Forças Armadas
“Forças Armadas desinfetam, montam tendas e camas, transportam e dão alimentos.”
Nuno Ribeiro, Público | 1.04.2020
A detonação das bombas, noticiosas, que nos estremecem os tímpanos e enternecem o coração, perante o ataque, sem escrúpulos, a alvos civis e expostos, do inimigo que nos invadiu o território e violou a soberania, provocando baixas, com vida, vidas, com história, memória, dos tempos que nos embalavam, em sonos tranquilos, e nos seguravam, a mão, numa caminhada protegida, segura, que nos defendia, protegia, do perigo e do medo, de tudo, da noite e do escuro, trouxe, à luz, do dia, dos dias, estranhos e vividos, protegidos, escondidos, as Forças Armadas e a sua ação e missão.
São dias de crise, de perigo, de atenção e preocupação, que nos educam, reeducam, num exercício de memória do tempo da obrigação, do recenseamento, que nos dizia e fazia, sentir, mancebos, pequenos, numa instituição pesada, gigante, fundamental e relevante, para a vida, proteção e nação.
A crise, global, que, hoje, indiscriminada e arbitrariamente, se abateu sobre nós, invoca o conflito e a ação, concertada e subordinada, a princípios, tratados e pactos, partilhados, assumidos e assinados, por todos, representados nas instituições, que nos representam, a nós e às nações.

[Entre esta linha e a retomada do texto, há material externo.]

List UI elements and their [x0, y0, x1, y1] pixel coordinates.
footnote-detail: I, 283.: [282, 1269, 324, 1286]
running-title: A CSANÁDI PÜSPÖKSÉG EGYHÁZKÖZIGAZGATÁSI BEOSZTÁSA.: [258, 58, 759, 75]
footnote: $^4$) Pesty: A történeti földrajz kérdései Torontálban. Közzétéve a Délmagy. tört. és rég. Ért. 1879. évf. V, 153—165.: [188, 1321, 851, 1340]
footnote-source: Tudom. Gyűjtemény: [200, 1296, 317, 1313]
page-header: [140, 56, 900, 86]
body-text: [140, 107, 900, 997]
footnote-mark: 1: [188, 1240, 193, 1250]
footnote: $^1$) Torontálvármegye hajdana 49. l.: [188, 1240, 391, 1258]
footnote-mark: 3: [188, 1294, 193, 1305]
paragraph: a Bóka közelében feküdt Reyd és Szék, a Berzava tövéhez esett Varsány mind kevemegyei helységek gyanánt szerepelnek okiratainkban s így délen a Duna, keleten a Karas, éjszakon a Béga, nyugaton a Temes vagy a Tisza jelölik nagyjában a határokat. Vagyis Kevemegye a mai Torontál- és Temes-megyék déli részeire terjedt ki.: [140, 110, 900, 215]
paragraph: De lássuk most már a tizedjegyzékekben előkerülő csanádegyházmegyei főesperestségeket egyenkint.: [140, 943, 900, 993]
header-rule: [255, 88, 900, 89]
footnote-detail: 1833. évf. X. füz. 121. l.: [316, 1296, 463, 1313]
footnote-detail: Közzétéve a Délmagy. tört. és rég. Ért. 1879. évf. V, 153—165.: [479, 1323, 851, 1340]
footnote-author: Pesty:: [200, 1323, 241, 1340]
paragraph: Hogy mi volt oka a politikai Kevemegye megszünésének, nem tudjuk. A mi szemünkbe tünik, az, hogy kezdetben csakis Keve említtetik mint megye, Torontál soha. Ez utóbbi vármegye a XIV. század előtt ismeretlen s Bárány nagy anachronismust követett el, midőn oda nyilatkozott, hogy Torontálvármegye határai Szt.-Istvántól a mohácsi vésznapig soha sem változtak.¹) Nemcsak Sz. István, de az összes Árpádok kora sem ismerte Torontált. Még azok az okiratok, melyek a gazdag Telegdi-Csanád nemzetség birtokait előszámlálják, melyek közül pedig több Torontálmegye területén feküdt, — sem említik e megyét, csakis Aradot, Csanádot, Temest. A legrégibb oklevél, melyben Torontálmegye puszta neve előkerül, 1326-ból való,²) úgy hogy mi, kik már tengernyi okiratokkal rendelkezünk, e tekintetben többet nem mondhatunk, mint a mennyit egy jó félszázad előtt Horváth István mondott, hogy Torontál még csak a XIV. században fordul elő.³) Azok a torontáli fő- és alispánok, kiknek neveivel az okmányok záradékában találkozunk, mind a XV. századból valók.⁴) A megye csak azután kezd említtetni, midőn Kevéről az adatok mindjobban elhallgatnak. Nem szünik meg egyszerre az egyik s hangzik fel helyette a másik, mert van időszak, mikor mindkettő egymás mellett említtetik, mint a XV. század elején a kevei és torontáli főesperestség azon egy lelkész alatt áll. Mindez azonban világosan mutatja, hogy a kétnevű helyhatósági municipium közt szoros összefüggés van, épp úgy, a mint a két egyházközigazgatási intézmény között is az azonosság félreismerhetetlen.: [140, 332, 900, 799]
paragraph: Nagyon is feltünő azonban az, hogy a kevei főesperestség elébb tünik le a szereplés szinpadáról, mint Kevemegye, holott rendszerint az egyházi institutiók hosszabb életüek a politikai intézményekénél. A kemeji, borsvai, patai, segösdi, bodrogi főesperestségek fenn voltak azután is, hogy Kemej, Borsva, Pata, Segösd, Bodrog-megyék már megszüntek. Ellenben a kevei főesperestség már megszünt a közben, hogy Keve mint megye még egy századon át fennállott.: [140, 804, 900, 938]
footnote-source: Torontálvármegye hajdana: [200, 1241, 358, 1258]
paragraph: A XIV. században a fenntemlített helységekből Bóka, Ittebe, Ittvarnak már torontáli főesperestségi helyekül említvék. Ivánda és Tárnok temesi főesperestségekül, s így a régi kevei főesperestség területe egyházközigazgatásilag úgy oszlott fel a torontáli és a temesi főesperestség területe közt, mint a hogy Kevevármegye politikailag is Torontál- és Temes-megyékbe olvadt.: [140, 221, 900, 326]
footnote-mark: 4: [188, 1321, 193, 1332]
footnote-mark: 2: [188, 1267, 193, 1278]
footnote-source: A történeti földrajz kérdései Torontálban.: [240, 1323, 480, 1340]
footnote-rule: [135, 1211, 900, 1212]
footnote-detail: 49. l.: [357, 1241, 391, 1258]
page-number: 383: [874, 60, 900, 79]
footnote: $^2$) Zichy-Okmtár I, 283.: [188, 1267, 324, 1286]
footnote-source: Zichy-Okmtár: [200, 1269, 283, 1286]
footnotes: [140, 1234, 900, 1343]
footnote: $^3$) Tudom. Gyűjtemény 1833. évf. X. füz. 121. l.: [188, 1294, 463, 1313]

Observação: os tempos que vivemos, de ajuda transnacional e intervenção Militar, trazem-nos à memória os tratados, internacionais, fundamentais e fundacionais, do que, hoje, somos, e, hoje, como ontem, somos estado, nação, bandeira, instituição e razão, em reconhecer, na instituição, Militar, um pouco de nós.
As Forças Armadas representam-nos, hoje, em território nacional e internacional – no âmbito da NATO, da ONU, ou fruto de necessidades e preocupações bilaterais ou multilaterais, evocando o Pacto Atlântico, assinado em Washington, curiosamente, em abril, de 1949, que nos aviva o princípio da solidariedade e da proteção, mútuas, podendo inferir-se do seu artigo 5.º, o que hoje vivemos e percebemos – um por todos, todos por um, à imagem do oportuno – cuide de si, cuide dos outros.
Nota: O Pacto Atlântico foi assinado, em Washington, em 4 de abril de 1949, pelos cinco países signatários do tratado de Bruxelas, os EUA, o Canadá, a Noruega, a Dinamarca, a Islândia, Portugal e Itália.